Сначала это и было подобно падению в водоворот – вязкая, ни на что не похожая материя окружила его, заполнила легкие, не позволяя даже вдохнуть… Джеймсу показалось, что он теряет сознание – обрывки мыслей продолжали крутиться в голове из чистого упрямства.
Внезапно всё закончилось. Жадно глотая влажный воздух с запахом незнакомых трав, Джеймс вывалился на пыльную проселочную дорогу. Тёмно-синего цвета. Изумрудное небо рассекали тонкие рыжие облака, напоминающие раскаленные клинки. На горизонте, царя над мрачной равниной, возвышался невероятный замок, не похожий ни на какое другое сооружение, когда-либо возведенное человеческой цивилизацией. Весь пейзаж не казался пугающим или опасным. Он был… чуждым. Каждое дерево, каждый камень словно воплощали одну единственную мысль: «Тебе здесь не место. Уходи».
Эта же мысль светилась в красных глазах-бусинках, сверкающих из-под неряшливого нагромождения лохмотьев, исчерканных острыми, резкими огненными письменами.
А может, Джеймсу этот просто показалось?

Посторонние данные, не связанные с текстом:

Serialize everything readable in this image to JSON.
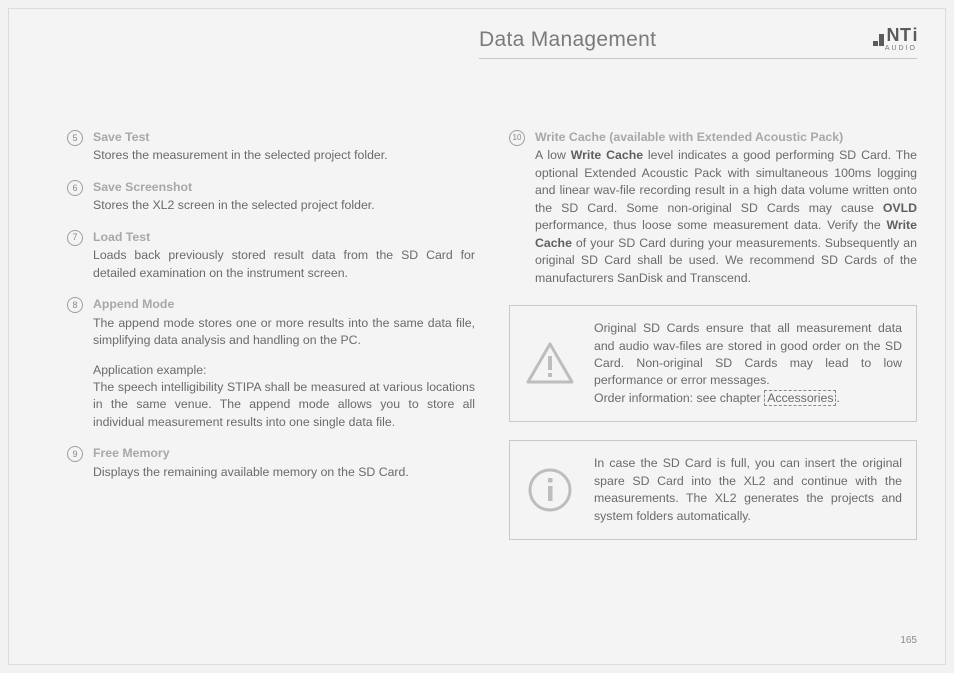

И странный обитатель чуждого мира просто проявил любопытство.
Но тогда детектив не способен был задавать себе такие вопросы. Здесь каждый был его врагом. И стул обрушился на голову существа раньше, чем Джеймс осознал это движение.
Пришелец шлепнулся на спину и затих. Красные угольки погасли.

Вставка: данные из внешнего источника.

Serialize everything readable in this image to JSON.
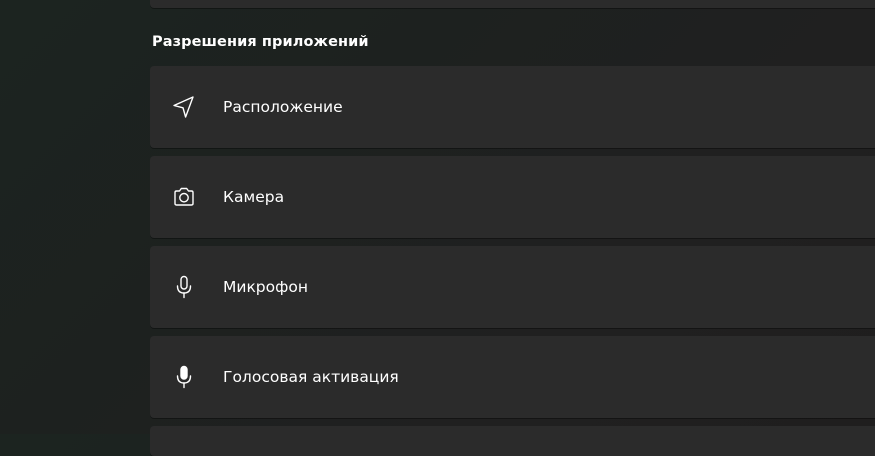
{
  "section": {
    "title": "Разрешения приложений"
  },
  "items": [
    {
      "label": "Расположение",
      "icon": "location-arrow-icon"
    },
    {
      "label": "Камера",
      "icon": "camera-icon"
    },
    {
      "label": "Микрофон",
      "icon": "microphone-icon"
    },
    {
      "label": "Голосовая активация",
      "icon": "voice-activation-icon"
    }
  ],
  "colors": {
    "card": "#2b2b2b",
    "text": "#ffffff",
    "background": "#1f2220"
  }
}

Он был низкого роста… и это, пожалуй, все, что про него можно было сказать – тряпки скрывали тело целиком.
В родном мире Джеймсу бы вряд ли пришло в голову раздевать оглушенного, но здесь он слишком выделялся, чтобы беспрепятственно искать информацию. Он осторожно, а потом всё смелее, принялся разматывать лохмотья, оказавшиеся широкими лентами.
Под лентами у существа оказались… другие ленты. По-прежнему никаких частей тела было не разглядеть – но после раздевания существо словно усохло в два раза. В другое время детектива может и заинтересовал бы этот феномен – но только не сейчас.
Преодолевая отвращение, он обмотался трофейными лентами, скрывая костюм, волосы, лицо. Насколько можно судить при отсутствии зеркала, сейчас он стал похож на своего противника, разве что слишком высокий рост мог вызвать подозрения.
Впрочем, здесь сделать уже ничего нельзя, а потому Джеймс кинул прощальный взгляд на подбитого аборигена и, стараясь сохранять непринужденный вид, зашагал в сторону замка.
«Огонь. Пламя. Разрушение. Смерть».
Голос раздавался прямо в мозгу. Бесстрастный. Могущественный. Властный.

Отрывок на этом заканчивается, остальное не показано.